В зале филармонии ярко горели свечи и музыканты настраивали инструменты.
— Это моя любимая опера, — сказала Джесси, когда они уселись на места, — «Тангейзер» Вагнера... Хотите, я прочту вам содержание?
— Прочтите, — сказал Фотерингей, думая о своем.
— Волшебная гора близ Эйзенаха, — начала с увлечением Джесси, — в таинственном полумраке мелькают группы сирен и наяд. В страстном танце проносятся вакханки... Осень... Пилигримы возвращаются из Рима... И вот еще один пилигрим... С трудом можно узнать в нем Тангейзера. Но страшен приговор, который произнес Римский Папа. Пока не зацветет в его руках посох, Тангейзер будет проклят... Из Варбурга доносится хорал... Это знаменитый хорал в честь Елизаветы...

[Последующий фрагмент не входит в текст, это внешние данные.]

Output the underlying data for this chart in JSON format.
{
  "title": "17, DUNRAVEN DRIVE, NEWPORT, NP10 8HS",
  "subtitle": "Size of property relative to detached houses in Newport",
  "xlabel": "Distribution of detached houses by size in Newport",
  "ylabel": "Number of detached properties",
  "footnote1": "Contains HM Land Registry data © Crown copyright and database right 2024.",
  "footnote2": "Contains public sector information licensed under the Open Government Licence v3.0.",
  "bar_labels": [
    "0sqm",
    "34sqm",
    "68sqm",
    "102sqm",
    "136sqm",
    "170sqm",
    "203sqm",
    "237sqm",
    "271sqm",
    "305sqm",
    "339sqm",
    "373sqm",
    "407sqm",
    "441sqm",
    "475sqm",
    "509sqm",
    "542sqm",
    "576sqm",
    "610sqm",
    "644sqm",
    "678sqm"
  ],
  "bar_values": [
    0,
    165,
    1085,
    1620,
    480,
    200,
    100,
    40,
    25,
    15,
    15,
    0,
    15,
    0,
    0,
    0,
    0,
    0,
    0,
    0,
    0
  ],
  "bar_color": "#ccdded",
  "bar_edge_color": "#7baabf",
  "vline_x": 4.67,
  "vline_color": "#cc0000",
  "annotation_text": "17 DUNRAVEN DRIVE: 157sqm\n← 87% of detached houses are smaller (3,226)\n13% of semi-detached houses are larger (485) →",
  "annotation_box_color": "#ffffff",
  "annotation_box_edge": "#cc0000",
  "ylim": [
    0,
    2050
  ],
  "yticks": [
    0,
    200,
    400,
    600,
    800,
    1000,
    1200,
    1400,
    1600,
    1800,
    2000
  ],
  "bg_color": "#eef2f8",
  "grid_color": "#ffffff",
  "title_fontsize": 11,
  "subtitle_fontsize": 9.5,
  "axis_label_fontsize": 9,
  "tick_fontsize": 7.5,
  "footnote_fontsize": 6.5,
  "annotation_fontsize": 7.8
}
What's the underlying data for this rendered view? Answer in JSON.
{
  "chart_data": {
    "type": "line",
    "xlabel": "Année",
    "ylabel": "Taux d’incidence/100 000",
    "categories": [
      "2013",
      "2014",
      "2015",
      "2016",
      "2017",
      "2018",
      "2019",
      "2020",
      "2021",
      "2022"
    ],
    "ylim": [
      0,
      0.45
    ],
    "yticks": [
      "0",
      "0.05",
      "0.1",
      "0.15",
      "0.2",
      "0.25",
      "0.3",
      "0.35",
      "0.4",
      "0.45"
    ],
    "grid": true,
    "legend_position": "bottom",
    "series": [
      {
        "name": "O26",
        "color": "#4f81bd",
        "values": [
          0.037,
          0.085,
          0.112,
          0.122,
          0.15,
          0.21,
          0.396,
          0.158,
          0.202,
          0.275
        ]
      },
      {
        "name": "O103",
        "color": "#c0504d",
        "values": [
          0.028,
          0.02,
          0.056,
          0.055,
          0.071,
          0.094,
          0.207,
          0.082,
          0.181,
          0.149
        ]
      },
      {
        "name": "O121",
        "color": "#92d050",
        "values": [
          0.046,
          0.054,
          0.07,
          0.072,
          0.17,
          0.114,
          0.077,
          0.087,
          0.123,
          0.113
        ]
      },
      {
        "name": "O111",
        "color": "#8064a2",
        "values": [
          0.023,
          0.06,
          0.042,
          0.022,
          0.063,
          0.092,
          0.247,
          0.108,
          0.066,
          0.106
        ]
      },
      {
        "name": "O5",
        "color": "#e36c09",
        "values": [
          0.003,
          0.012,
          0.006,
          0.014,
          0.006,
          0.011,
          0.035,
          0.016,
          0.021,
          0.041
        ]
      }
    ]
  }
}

— Извините, Джесси, — сказал, словно очнувшись, Фотерингей, — пожалуйста, прочтите еще раз это место...
— Насчет хорала? — спросила Джесси.
— Нет, насчет посоха, который расцвел... Впрочем, не надо, я и так понял... Очень интересное чудо... Придумать необычное чудо, ведь это тоже трудно, поверьте, Джесси... Придумать чудо гораздо труднее, чем его совершить... Может, потому так мало среди нас чудотворцев... Я сейчас, Джесси... Я быстро...
И, оставив оторопевшую, растерянную Джесси, Фотерингей вышел из зала. Прозвучали первые аккорды оперы Вагнера «Тангейзер».
Фотерингей терпеливо шел в темноте, ощупывая дорогу зонтиком.
— Это замечательное чудо, — бормотал он, — оно привлекательно и безобидно.